Meskipun demikian, tantangan utama tetap pada bagaimana meningkatkan penerimaan konsumen terhadap Chao, terutama dalam hal penampilan dan citra produk. Karena produk ini cenderung memiliki tampilan yang kurang menarik, dibutuhkan strategi pengolahan yang dapat mengubah persepsi negatif konsumen tanpa mengorbankan keaslian rasa dan manfaat kesehatannya. Pendekatan inovatif seperti modifikasi tekstur, penambahan bahan tambahan alami yang memperbaiki warna dan aroma, serta kemasan modern dapat menjadi solusi untuk meningkatkan daya tarik produk Chao di pasar yang lebih luas.
Dalam konteks diversifikasi pangan, hasil penelitian ini menunjukkan bahwa Chao memiliki potensi besar untuk dikembangkan sebagai produk pangan fermentasi yang tidak hanya kaya akan cita rasa, tetapi juga memiliki manfaat kesehatan. Teknologi fermentasi yang melibatkan berbagai variasi beras dapat digunakan untuk menciptakan produk dengan karakteristik yang berbeda, memungkinkan konsumen untuk memilih produk yang sesuai dengan preferensi mereka.
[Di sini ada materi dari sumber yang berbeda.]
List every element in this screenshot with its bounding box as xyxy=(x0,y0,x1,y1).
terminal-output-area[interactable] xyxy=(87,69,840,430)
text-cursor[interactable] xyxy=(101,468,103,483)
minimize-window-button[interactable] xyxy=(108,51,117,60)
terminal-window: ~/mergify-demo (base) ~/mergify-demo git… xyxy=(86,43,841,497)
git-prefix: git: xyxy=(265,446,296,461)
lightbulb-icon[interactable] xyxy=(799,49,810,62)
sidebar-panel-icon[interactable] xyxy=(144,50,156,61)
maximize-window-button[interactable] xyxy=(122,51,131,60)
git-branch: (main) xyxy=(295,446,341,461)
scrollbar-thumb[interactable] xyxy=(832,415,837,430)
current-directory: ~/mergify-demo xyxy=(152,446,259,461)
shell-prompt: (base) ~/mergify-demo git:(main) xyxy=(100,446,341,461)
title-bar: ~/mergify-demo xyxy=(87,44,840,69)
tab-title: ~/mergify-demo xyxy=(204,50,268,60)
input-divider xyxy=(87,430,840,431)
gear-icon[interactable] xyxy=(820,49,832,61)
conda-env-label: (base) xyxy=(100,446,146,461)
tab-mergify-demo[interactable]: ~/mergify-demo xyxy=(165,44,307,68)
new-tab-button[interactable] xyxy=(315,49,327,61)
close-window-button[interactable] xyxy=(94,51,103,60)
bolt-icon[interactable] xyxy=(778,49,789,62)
Di masa depan, pengembangan Chao dapat diarahkan pada pasar makanan fungsional, di mana kandungan probiotik alami dan manfaat kesehatan yang ditawarkannya menjadi daya tarik utama.
Kesimpulannya, penelitian ini menunjukkan bahwa inovasi dalam pengolahan Chao dengan berbagai variasi beras dapat meningkatkan kualitas dan nilai gizi produk, sambil mempertahankan karakteristik tradisionalnya. Dengan strategi pengolahan dan pemasaran yang tepat, Chao dapat diangkat dari produk lokal yang kurang dikenal menjadi salah satu produk pangan fermentasi unggulan yang diminati oleh konsumen luas, baik di pasar lokal maupun global.